Bild: Eigene Grafik.

18 Dezember 2013

Umfragen zur Europawahl 2014: Eine Prognose für das nächste Europäische Parlament (1)

Hinweis: Dieser Artikel behandelt eine Prognose auf der Grundlage der Umfragewerte von Mitte Dezember 2013. Regelmäßig aktualisierte Prognosen zur Europawahl finden sich inzwischen hier.

Was wäre eine Wahl ohne bunte Grafiken? Der innere Kreis zeigt das Europäische Parlament heute, der äußere die Prognose für 2014.
Dass die Europawahlen im kommenden Mai spannend werden, steht außer Frage. Inhaltlich sowieso: Die Krise der letzten Jahre hat deutlich gemacht, wie viel in der Europapolitik auf dem Spiel steht. Außerdem personell: Erstmals werden die europäischen Parteien mit Spitzenkandidaten für das Amt des Kommissionspräsidenten antreten. Dabei haben sich die Sozialdemokraten bereits auf Martin Schulz (SPD/SPE) festgelegt, während bei den Christdemokraten in den letzten Tagen verschiedentlich der Name von Jean-Claude Juncker (CSV/EVP) laut wurde. Und schließlich ist da auch noch die Bedrohung der rechtspopulistischen und rechtsextremen Parteien in ganz Europa, von deren guten Erfolgsaussichten in den letzten Monaten immer wieder zu lesen war.

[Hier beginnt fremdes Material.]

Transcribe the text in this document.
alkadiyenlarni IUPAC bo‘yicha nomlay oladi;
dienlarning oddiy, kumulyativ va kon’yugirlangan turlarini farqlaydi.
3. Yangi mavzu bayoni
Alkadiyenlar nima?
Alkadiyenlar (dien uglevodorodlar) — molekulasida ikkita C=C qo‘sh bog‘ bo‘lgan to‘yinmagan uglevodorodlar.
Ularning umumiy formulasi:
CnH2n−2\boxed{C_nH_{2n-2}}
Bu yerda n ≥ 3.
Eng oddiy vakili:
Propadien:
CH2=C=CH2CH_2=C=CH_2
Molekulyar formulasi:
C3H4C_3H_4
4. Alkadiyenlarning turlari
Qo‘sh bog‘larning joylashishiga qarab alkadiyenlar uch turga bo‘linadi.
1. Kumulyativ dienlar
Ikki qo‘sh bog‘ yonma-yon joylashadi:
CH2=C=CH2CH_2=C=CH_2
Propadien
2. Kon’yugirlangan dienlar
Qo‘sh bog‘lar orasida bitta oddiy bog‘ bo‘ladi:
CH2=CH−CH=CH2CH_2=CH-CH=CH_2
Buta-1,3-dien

Aber wer wird sie denn nun gewinnen, die Europawahlen? Wie sind die Chancen zwischen Schulz und seinem christdemokratischen Widersacher verteilt? Werden die Rechtspopulisten wirklich das nächste Europäische Parlament dominieren? Und was ist mit den kleineren Fraktionen – mit Liberalen, Linken, Grünen und Nationalkonservativen? Wenn es darum geht, wie genau die Kräfteverhältnisse im nächsten Europäischen Parlament sein werden, dann bleiben die meisten Medienberichte ausgesprochen vage. Ein halbes Jahr vor der Europawahl ist in der Öffentlichkeit weitgehend unbekannt, wie viele Bürger ihre Stimme welcher europäischen Partei geben würden. Der Grund dafür ist einfach: Obwohl das Europäische Parlament 2014 bereits zum achten Mal direkt gewählt wird, gibt es bis heute keine europaweiten Umfragen, auf deren Grundlage sich eine Prognose für das Wahlergebnis abgeben ließe.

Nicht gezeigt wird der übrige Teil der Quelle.